On the occasion of her funeral in Vienna, on April 1, 1989, the ceremonial chosen to inter her mortal remains in the Capuchin Crypt, is a reflection of the humility portrayed by the Servant of God throughout her life.
       The chamberlain struck three times on the heavy door of the church. From the inside, the voice of a monk was heard: “Who is asking to come in?”The chamberlain answered: “Her Majesty Zita, by the grace of God, Empress of Austria, Apostolic Queen of Hungary, Queen of Bohemia, Dalmatia, Croatia, Slavonia, Galicia, Lodomeria and Illyria, Queen of Jerusalem… etc…Archduchess of Austria, Grand-Duchess of Tuscany and of Kracow; Duchess of Lorraine, of Salzburg, Styria, Carinthia, Carniola and Bucovina; Grand-Princess of Transylvania, Margravine of Moravia; Duchess of Upper and Lower Silesia, Modena, Piacenza and Guastalla, Auschwitz and Zator, Teschen, Frioul, Ragusa and Zara; Princess-Countess of Habsburg and Tyrol,Kyburg, Goritz and Gradisca, Princess of Trento and Bressanone, Margravine of Upper and Lower Lusatia and in Istria; Countess of Hohenems, Feldkirch, Bregenz and Sonnenberg… etc….; Sovereign of Trier, of Cattaro and in the Marches of Vendes; Princess Palatine of the Voivodship of Serbia…etc… ; née Princess of Royal Blood in the house of Bourbon, Princess of Parma, …etc.”
       The response was simple: “I know her not.” The door remained closed.
       A second time, the chamberlain struck three times. “Who is asking to come in?”
       “Her Majesty Zita, Empress and Queen.”
       “I know her not.”
       And for a third time three knocks were heard resounding on the door: “Who wishes to come in?”
       “Zita, a mortal and a sinner.”
       “Let her in.”

       With such high titles and high birth, the Servant of God could have felt a certain pride. Far from it: “This was expressed for example this way:once when I was asking her if I should order one of her favorite dishes from the kitchen, she humbly replied that she did not want to receive any special treatment, and she was very humble about it. She was always content with whatever came from the kitchen.” She knew that those who were from high lineage were destined to serve and minister to the people who were entrusted to them by God. All of the witnesses were unanimous about the extreme humility, as well as the great dignity, of the Servant of God.“Superb and unpretentious respect towards the little ones: novices and sisters.” She knew how to conduct herself with deference to whom it was proper to do so, such as with an abbess, but she also had a special fondness for those more unsophisticated, such as the lay sisters: “Her humility, yes, her sweet unpretentiousness in all circumstances really was the reflection of her profound humility – of which she was not aware. Her respect towards each person she met…She showed the same attitude toward the abbesses as with the lay sisters for whom she had a particular affection and exquisite delicacy. Her way of being grateful for the least attention or service to her reflected her kindness and charm.” “The Empress was always grateful for the little gestures and services that were rendered her. She always said ‘God in heaven will pay you back a thousand-fold.’”

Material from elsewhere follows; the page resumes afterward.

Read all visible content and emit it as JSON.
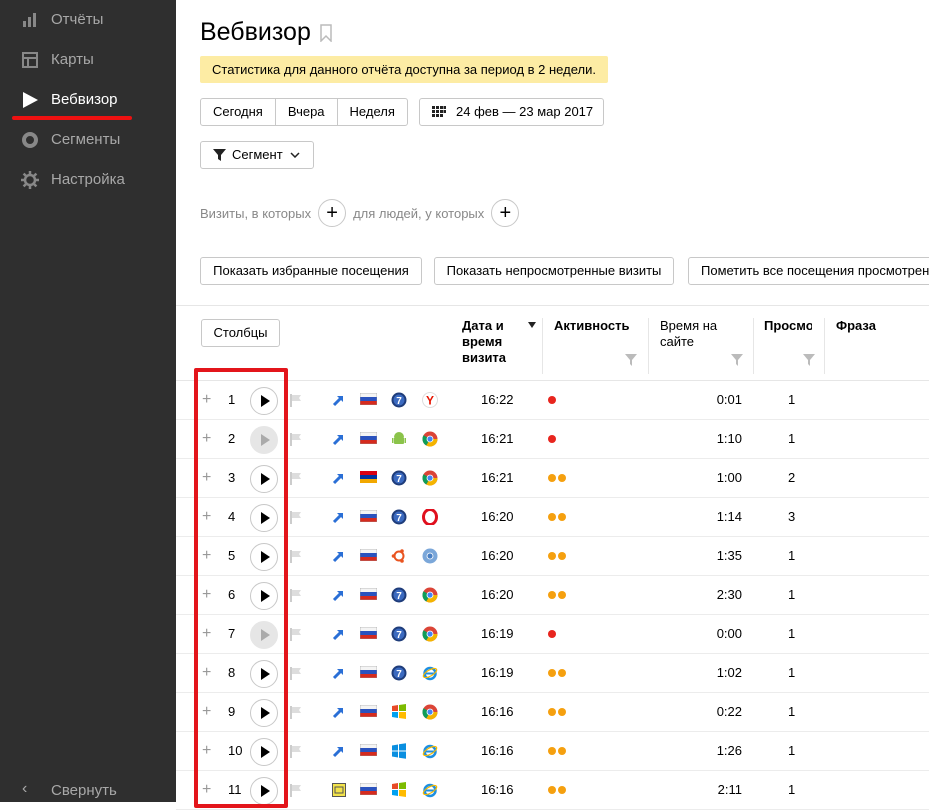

       She disciplined controlled herself in order to master, through humility, her strong personality: “Once or twice, there was a hint of that authoritarian temper, which she was able to contain even before it was expressed. This was a new cause for our admiration.

       Faithful to her motto: “my heart for God, my hands at work,” this humility expressed itself in the small chores that most mortals would consider inappropriate or at least too lowly for such a high-born woman, a Majesty: “her silent humility while she participated in the common work [at the monastery of Sainte-Cécile]: peeling the beans, picking rocks, was edifying; or when she was reprimanded before all of us by Mother Scholastica.